MoMA PS1: All in all your project was different from SHoP’s Dunescape…
ROY: After SHoP won, the competition just exploded. There was a ton of press and media attention; nothing like it existed before then. I had only vaguely heard about Philip Johnson’s project but I never really connected the two. SHoP’s Dunescape was fantastic and YAP just became the prize to win in New York. It was just such a hot thing. I approached the competition more as an environment than as a piece of architecture. I saw this as an opportunity to absolutely and totally do my own thing. It’s also kind of scary having complete freedom. You run the risk of looking like a complete idiot.
MoMA PS1: You seem to have had a very different approach to the project than most of the participants. Is there a trace of this in recent years?
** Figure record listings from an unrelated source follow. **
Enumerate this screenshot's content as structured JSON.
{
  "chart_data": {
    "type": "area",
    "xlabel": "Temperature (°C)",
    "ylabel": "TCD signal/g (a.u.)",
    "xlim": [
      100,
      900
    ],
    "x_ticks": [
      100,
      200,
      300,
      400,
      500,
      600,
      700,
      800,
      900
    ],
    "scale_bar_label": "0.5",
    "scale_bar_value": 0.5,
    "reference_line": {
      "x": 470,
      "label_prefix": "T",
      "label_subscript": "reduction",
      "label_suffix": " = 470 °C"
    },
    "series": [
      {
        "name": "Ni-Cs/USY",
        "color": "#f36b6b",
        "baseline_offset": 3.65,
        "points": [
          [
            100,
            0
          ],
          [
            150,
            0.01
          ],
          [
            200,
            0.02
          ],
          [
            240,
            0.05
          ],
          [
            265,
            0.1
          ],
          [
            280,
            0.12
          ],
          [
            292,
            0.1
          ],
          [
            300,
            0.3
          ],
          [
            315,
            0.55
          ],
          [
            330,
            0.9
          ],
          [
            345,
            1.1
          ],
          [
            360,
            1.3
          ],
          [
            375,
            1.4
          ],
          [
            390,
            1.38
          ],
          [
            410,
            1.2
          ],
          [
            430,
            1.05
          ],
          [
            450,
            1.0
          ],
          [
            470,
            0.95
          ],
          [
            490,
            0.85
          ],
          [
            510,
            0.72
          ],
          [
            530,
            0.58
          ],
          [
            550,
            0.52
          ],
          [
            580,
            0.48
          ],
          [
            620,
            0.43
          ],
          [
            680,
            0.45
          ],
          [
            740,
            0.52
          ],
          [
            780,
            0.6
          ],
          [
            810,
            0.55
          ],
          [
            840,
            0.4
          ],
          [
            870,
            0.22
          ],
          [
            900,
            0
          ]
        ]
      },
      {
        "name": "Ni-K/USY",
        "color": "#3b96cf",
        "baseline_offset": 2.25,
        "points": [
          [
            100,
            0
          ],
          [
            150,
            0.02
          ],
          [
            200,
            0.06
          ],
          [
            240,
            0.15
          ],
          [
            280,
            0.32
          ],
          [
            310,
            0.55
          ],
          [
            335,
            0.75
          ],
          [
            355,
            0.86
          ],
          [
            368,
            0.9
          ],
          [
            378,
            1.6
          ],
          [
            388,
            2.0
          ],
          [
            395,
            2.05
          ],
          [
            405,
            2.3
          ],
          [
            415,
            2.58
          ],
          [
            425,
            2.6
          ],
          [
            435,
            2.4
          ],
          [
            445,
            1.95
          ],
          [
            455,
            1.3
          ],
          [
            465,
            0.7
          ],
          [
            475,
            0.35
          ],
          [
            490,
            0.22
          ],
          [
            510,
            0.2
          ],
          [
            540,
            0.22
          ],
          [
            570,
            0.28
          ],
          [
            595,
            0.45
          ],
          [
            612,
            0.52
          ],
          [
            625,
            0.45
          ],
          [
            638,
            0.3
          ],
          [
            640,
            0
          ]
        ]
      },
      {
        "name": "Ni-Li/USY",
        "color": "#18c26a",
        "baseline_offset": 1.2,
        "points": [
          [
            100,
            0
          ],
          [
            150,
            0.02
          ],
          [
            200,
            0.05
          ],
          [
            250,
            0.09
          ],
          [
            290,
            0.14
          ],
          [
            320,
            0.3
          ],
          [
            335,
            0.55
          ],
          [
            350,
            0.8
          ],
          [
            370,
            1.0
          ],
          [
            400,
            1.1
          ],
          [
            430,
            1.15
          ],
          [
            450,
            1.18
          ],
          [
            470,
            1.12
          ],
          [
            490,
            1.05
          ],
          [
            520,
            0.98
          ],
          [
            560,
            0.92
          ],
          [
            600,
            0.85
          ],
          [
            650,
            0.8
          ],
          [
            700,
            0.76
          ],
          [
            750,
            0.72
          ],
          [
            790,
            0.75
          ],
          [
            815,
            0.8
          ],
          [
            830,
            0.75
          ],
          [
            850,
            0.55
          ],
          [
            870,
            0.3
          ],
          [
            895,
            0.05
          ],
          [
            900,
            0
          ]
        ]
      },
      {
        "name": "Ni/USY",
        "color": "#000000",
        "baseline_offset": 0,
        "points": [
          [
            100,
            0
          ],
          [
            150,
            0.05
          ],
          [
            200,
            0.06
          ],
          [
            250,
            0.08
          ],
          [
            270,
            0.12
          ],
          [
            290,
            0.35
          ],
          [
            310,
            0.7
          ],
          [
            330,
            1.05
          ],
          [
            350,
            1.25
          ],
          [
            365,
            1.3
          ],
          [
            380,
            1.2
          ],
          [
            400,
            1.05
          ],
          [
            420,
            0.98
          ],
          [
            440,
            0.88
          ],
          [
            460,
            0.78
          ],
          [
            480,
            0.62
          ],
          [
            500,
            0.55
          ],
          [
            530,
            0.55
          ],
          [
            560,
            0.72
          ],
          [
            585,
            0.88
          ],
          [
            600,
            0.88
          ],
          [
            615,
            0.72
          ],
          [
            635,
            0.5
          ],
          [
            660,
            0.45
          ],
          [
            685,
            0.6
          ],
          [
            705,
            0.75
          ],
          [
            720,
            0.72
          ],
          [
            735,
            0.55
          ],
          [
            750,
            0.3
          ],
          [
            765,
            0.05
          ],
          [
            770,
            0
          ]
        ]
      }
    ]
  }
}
ROY: For me subWave was very programmatically driven and that led to introducing elements of a new ecosystem into the courtyard, and of course making it a fabulous place to party. In terms of past winners, the one that immediately comes to mind is WORKac. They had to shift the program and address the changing nature of it. It was another good fit for the program. YAP demands that reinvention. We can’t keep partying like it’s 1999.
I probably shouldn’t say this publicly but I’m not an architect that LOVES buildings. I don’t walk around and drool over details. Don’t misunderstand, I love great buildings, but I love being an architect because our ideas have the ability to directly engage life.
MoMA PS1: Being so young, was not having any experience an asset at the time?
ROY: Yes of course! It was the only way I would have ever wanted it. The prerequisite or qualification was to not have any qualifications at all. YAP is all about taking it dead seriously and having a blast doing it. Which we did.